I recently had a harrowing experience on American Airlines, where my traveling companion had a partially collapsed lung and there was a real possibility she would need oxygen on the flight. Luckily American did a great job of getting us home quickly and that was unnecessary. But you have to imagine how it looked to me the very next day when I woke and read this headline:
Woman Dies on American Flight
And I proceed to read that the woman died in the plane with doctors and nurses trying to save her, and where 2 oxygen tanks were empty and the defibrilator didn't work. Needless to say it gave me a chill.
It's the sort of thing that seems like an incredible coincidence, one requiring some sort of explanation other than sheer mathematics. "Perhaps it was a sign from the gods", some would say. "What are the odds?" will ask others. It was the same airline, same problem with breathing, the same day, etc. How can you just say it was a coincidence?

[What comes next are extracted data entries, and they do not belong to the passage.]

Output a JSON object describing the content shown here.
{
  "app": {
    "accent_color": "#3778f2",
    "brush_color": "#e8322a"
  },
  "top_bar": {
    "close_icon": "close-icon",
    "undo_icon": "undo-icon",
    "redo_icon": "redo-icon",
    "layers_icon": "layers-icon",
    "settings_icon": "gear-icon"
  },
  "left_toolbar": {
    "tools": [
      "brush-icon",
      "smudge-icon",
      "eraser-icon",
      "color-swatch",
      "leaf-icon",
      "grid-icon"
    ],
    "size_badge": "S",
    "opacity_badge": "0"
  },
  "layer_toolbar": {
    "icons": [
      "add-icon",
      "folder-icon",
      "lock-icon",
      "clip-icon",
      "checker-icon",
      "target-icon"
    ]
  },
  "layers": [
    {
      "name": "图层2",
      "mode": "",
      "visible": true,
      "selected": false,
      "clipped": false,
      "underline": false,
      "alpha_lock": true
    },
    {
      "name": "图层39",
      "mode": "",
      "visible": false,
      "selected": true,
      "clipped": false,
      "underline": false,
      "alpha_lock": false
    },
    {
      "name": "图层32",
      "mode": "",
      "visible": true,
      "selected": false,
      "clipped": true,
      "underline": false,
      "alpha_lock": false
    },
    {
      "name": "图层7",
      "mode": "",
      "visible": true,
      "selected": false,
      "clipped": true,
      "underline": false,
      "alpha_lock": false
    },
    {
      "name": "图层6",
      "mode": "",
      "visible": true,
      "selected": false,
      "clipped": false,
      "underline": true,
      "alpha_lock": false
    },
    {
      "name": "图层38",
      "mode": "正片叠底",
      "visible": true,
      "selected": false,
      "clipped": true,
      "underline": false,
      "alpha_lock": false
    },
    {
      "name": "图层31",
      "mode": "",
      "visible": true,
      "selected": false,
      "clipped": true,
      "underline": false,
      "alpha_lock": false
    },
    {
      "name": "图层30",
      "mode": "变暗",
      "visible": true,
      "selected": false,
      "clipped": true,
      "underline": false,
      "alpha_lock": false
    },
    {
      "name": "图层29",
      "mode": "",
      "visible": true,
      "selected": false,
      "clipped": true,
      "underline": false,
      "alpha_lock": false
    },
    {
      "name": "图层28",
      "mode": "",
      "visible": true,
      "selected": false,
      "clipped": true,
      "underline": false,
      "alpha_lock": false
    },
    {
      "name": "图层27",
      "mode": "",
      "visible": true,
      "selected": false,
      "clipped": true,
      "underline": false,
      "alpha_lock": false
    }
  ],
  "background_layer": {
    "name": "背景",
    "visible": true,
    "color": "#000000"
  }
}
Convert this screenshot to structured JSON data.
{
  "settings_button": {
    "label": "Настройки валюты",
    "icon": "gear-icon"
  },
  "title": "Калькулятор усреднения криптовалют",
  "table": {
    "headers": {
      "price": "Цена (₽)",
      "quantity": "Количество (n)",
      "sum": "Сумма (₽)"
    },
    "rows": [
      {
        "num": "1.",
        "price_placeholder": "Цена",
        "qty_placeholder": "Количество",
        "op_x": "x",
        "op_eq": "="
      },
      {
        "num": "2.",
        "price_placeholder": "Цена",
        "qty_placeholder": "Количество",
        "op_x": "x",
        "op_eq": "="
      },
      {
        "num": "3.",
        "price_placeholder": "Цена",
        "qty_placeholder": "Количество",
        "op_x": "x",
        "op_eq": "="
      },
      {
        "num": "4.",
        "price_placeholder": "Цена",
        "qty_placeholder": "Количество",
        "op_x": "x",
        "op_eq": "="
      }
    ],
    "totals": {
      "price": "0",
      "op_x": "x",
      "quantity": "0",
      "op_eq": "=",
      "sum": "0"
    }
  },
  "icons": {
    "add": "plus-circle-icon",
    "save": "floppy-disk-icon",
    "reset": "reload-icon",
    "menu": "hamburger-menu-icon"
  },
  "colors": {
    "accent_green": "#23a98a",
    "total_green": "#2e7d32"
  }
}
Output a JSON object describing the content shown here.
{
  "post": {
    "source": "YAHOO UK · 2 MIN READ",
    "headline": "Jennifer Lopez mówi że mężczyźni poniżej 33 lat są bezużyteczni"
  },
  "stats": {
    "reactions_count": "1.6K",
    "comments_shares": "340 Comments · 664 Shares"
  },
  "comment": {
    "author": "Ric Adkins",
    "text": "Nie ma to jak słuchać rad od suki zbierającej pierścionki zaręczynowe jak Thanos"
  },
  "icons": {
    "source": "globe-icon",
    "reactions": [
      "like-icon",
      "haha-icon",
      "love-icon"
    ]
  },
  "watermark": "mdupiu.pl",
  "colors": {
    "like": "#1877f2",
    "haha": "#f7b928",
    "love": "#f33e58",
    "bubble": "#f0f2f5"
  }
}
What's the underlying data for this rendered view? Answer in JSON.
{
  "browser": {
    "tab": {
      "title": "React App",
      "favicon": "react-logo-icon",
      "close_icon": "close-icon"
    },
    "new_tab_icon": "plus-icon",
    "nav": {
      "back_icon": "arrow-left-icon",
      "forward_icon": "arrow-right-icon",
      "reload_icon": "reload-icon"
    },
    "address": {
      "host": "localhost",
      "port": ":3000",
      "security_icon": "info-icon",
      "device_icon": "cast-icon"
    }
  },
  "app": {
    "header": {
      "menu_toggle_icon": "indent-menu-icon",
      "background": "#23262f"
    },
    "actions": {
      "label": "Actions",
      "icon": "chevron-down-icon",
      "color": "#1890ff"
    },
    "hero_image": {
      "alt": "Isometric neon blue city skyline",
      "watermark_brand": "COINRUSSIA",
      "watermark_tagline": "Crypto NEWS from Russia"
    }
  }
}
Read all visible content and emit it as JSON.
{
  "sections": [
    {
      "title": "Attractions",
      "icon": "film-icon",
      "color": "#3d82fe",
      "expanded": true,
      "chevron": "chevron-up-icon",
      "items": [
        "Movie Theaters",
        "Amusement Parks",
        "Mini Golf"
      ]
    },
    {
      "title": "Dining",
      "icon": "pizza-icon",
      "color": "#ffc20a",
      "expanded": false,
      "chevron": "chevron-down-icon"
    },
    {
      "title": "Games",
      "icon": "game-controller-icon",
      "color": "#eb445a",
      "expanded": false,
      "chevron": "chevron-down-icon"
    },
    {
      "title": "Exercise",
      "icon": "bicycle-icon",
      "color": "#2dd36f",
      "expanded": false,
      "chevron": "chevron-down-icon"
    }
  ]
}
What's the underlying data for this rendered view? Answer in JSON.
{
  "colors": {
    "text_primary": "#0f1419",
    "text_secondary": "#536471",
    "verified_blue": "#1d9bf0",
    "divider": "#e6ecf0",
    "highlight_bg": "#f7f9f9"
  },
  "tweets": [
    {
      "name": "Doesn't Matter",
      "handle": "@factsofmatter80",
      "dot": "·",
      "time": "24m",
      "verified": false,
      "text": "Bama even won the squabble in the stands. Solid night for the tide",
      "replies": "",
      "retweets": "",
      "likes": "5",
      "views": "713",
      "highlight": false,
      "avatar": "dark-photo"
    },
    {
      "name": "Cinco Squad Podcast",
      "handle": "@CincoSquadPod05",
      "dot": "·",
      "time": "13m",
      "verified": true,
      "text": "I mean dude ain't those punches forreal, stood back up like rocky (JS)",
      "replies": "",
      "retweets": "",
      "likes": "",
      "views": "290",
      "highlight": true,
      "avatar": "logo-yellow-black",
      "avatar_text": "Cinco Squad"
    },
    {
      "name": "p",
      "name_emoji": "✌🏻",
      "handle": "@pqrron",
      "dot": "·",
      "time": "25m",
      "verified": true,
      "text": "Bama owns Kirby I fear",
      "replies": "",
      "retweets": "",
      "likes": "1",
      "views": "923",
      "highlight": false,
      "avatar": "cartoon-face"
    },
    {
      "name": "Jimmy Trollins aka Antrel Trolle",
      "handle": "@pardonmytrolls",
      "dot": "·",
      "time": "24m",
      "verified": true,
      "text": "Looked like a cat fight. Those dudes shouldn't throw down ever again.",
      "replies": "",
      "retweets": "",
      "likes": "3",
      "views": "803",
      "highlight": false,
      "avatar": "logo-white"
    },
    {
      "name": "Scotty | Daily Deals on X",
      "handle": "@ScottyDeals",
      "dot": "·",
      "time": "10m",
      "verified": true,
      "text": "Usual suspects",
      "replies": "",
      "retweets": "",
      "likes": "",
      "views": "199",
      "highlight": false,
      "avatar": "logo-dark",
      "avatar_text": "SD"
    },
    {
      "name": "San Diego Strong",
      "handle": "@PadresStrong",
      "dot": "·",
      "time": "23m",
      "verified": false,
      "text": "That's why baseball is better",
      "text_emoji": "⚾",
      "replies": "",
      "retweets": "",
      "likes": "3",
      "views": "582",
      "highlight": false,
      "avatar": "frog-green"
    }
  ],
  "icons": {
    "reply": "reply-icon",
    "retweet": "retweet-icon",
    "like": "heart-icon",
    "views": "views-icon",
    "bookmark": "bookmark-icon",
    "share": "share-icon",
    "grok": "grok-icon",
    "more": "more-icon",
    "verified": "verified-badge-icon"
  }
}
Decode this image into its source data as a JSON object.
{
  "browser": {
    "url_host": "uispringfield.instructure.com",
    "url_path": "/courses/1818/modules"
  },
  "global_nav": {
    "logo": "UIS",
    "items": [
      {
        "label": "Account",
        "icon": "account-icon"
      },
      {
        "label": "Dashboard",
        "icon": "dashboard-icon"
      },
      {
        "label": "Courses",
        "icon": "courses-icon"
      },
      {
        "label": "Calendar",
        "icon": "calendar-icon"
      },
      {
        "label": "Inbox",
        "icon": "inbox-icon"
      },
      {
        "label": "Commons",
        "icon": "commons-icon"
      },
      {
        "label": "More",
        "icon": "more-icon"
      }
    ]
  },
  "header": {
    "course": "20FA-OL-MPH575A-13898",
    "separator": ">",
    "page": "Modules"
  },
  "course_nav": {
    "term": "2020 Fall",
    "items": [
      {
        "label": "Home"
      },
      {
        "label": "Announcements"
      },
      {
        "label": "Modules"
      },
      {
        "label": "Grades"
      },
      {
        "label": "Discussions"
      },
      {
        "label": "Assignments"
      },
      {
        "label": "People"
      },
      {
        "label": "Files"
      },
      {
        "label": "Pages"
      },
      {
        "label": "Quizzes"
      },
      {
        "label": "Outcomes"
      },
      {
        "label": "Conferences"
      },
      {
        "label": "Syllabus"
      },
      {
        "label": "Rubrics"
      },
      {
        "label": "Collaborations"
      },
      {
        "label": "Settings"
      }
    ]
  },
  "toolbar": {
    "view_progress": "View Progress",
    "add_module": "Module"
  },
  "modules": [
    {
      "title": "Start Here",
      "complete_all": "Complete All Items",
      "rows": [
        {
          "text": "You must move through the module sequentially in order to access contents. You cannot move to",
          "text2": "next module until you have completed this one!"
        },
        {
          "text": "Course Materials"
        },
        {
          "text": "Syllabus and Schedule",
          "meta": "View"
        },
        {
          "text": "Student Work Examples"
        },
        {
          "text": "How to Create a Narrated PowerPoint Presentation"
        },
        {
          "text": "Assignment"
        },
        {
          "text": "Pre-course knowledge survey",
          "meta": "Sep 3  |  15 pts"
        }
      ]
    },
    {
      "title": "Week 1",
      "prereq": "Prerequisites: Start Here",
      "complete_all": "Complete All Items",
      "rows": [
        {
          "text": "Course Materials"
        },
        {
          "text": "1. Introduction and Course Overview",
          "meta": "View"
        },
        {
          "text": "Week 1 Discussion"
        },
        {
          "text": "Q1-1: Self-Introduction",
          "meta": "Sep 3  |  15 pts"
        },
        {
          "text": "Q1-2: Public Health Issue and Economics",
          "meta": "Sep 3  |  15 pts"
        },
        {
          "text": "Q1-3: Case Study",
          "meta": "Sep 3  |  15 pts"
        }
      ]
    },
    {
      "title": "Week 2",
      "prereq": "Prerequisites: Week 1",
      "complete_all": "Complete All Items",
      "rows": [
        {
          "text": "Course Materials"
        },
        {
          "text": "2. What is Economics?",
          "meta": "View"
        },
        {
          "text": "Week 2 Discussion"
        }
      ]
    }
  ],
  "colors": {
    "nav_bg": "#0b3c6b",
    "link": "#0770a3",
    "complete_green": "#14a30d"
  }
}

Here's how. Whenever calculating the probability of something occurring, it is crucially important to clearly identify what that something is. Whenever someone says "What are the odds of THAT?", consider what exactly one means by "that". If I roll 10 dice and get 10 1's, and someone says "What are the odds of THAT?", is "that" really just 10 1's? Strictly speaking, yes, and the answer is (1/6)^10, a small number indeed. But in the context of "this is too unlikely to be coincidence requiring some more fanciful explanation", "that" is not just 10 1's. It's also 10 2's, 10 3's, 10 4's etc., perhaps even alternating 1's and 2's, the sequence 1,2,3,4,5,6,1,2,3,4, and a whole host of other results that might prompt the "What are the odds of THAT?" question. For that is what "that" is: not the particular result that you observe, but the set of results that prompts the question.
It is important to remember that the result of any particular roll of the dice is tiny, just like the set of coincidences on plane flights. So saying "the odds of that are very small" doesn't tell us anything we didn't already know before you rolled. It is akin to the difference between someone winning the lottery tomorrow, and the odds of you winning it.
So sure, it seems freaky that it was another woman on the same airlines on the same day with the same problem. But it would also have seemed freaky if they flew from the same city (they didn't), had the same medical condition (not: heart problems vs lung problems), both needed oxygen on the plane, or had both died. There are tons of variables, and yet only a few matched. By only focusing on the ones that match, we greatly increase the probabilities of such seemingly miraculous coincidences, to the point where they are not miraculous at all.